I completely understand that some people have no choice but to opt for in-person learning, due to financial, professional, or a host of other reasons. And if the numbers continue to soar, it’s possible that the school question might very well end up being a moot point. In any case, our kids are going to have to see their friends in some form or another in the not-so-distant future, and we are going to have to figure out how to make that happen as safely and devoid of anxiety as possible — even though the risk tolerance of our parent pool runs the gamut from near shut-ins (us) to people who share guacamole at barbecues.

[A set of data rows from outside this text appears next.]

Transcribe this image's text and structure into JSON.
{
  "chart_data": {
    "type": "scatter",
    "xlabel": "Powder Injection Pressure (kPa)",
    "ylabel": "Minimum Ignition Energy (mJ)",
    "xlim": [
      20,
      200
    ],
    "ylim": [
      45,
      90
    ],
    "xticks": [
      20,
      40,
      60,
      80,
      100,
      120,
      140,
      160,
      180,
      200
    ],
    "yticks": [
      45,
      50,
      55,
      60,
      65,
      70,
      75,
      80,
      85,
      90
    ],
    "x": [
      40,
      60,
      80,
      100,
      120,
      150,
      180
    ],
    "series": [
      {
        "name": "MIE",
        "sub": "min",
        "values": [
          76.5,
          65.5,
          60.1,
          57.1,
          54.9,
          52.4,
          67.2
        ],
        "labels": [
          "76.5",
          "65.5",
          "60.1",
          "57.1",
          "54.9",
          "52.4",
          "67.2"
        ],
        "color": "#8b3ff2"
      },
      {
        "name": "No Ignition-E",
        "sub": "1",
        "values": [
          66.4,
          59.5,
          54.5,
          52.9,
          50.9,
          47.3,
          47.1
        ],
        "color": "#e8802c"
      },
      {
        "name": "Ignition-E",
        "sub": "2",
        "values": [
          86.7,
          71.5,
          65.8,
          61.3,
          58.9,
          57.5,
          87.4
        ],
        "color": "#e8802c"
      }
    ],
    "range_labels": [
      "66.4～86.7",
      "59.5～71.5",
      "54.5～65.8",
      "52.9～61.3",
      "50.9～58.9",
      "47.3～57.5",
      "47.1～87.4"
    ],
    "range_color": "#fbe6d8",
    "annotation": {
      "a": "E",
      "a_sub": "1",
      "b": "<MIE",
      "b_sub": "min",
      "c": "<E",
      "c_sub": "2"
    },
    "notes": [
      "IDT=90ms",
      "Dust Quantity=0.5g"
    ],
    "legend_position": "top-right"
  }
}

Just as we will eventually have to unlearn the Covid-induced instinct to immediately dodge out of the path of an oncoming pedestrian, we will also have to figure out how to regain our social sea legs. Every parent may be handling this differently, but we all love our kids and, ultimately, we are in this together. I guess the best we can hope for is that we come out of this alive, largely unscathed, and with most of our friendships still intact. I cannot wait for that day to come. In the meantime, I’ve got to go wipe down some groceries.